Todos los caminos del rey hacia su esposa tienen como resultado llevarla a compartir sus pensamientos, deseos y afectos. Él le había dicho varias veces: «¡Ven!» Ella había tardado en responder, pero ahora hace suyas sus palabras y le dice: «Ven… amado mío». Desea gozar de su compañía para disfrutar de la comunión de amor. Ella dice: «Salgamos… moremos… levantémonos… veamos…». Ella no querría nunca más estar separada de él. Dondequiera que vayan, dondequiera que vivan, lo que hagan, lo que miren, deben estar juntos. Y añade: «Te daré mis amores». En el pasado, sus afectos se perdieron en otros objetos, pero ahora son solo para él.

El apóstol Pablo también podía decir: «Lo que ahora vivo en la carne, lo vivo en la fe en el Hijo de Dios, el cual me amó y sí mismo se dio por mí» (Gál. 2:20).

«¡Oh, si tú fueras como un hermano mío que mamó los pechos de mi madre! Entonces, hallándote fuera, te besaría, y no me menospreciarían» (8:1).

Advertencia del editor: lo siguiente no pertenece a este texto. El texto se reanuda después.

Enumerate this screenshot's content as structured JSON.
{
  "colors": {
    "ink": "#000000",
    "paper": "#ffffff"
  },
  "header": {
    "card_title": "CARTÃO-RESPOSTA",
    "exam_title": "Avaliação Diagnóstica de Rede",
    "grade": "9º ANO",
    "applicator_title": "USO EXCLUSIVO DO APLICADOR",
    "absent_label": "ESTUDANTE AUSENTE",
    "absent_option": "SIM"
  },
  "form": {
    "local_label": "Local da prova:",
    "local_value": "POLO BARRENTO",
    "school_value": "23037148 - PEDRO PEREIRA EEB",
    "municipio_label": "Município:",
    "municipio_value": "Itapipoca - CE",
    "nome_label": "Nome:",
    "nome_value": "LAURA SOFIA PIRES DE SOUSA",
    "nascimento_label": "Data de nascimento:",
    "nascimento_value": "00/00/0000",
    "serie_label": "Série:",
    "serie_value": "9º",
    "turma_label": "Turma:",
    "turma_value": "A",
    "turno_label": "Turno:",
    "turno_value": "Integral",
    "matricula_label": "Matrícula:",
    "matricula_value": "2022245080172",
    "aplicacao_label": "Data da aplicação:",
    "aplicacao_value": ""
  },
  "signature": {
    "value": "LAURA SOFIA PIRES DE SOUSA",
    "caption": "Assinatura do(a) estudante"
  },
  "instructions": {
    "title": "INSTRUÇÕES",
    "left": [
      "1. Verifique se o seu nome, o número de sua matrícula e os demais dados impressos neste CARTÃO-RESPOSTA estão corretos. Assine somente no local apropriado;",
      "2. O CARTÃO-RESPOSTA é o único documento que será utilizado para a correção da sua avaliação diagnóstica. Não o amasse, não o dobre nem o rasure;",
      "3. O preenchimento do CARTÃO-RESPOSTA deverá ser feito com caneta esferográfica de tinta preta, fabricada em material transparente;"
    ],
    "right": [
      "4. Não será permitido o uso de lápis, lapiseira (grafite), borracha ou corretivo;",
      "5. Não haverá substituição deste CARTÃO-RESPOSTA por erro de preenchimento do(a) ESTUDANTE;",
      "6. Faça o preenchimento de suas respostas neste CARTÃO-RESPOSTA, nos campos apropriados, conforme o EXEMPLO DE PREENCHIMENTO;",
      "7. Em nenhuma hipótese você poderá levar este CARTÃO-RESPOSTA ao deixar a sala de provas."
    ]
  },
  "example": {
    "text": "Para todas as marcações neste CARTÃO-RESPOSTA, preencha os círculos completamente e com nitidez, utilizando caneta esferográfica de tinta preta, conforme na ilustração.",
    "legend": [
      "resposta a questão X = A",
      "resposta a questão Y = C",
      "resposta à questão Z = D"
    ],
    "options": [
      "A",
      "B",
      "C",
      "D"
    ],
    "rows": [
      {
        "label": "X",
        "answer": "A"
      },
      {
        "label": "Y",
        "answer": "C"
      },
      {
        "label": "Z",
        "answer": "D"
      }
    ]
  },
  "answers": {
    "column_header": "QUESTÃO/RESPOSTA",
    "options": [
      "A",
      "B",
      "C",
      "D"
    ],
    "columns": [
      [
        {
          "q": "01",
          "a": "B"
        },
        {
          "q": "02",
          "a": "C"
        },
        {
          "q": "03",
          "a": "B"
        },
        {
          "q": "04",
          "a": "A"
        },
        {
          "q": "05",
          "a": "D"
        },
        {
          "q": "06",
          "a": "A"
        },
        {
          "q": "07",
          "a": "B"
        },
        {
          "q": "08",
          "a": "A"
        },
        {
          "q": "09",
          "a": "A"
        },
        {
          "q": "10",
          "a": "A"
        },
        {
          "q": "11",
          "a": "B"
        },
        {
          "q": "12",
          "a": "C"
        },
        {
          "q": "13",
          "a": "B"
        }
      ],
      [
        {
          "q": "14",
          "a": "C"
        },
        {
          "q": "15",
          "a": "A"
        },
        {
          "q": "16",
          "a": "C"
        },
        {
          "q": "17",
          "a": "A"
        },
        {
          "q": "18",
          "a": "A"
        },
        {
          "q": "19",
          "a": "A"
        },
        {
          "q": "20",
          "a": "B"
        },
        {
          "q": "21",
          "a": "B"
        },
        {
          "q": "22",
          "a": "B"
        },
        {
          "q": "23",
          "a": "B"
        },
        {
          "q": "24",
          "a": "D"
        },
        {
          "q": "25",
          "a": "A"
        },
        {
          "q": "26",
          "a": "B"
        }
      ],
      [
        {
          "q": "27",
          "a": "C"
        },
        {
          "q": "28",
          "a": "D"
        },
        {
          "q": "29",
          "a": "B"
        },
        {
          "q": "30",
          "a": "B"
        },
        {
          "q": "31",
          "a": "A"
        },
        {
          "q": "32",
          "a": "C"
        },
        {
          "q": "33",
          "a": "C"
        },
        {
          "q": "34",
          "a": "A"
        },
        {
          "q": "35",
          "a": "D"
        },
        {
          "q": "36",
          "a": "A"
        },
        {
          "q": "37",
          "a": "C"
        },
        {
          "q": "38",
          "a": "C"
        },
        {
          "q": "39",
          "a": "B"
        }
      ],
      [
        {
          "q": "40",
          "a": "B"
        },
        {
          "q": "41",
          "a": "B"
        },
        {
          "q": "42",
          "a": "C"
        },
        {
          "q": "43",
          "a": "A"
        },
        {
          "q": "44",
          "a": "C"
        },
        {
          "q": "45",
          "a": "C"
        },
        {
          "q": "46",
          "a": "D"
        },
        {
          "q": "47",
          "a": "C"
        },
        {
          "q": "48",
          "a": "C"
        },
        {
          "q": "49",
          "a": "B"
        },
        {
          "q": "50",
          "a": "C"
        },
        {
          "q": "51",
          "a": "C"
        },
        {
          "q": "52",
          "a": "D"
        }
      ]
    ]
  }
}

«Yo te llevaría, te metería en casa de mi madre; tú me enseñarías, y yo te haría beber vino Adobado del mosto de mis granadas» (v. 2).

«Su izquierda esté debajo de mi cabeza, y su derecha me abrace» (v. 3).

No es suficiente para la esposa que su amor por el rey se exprese en la intimidad. Quiere que todos lo conozcan. ¡Oh! Que fueras como un hermano para mí, dijo ella, que yo pudiera mostrar mi amor delante de todos, sin impropiedad.

Expresar nuestro amor por Cristo en un mundo que lo ha rechazado solo puede atraer el odio del mundo; pero llega el momento en que podremos dar testimonio públicamente de nuestro amor por él, sin ser despreciados.

«Os conjuro, oh doncellas de Jerusalén, que no despertéis ni hagáis velar al amor, hasta que quiera» (v. 4).

La estrofa termina con una súplica a las hijas de Jerusalén para que no perturben la feliz comunión del amor.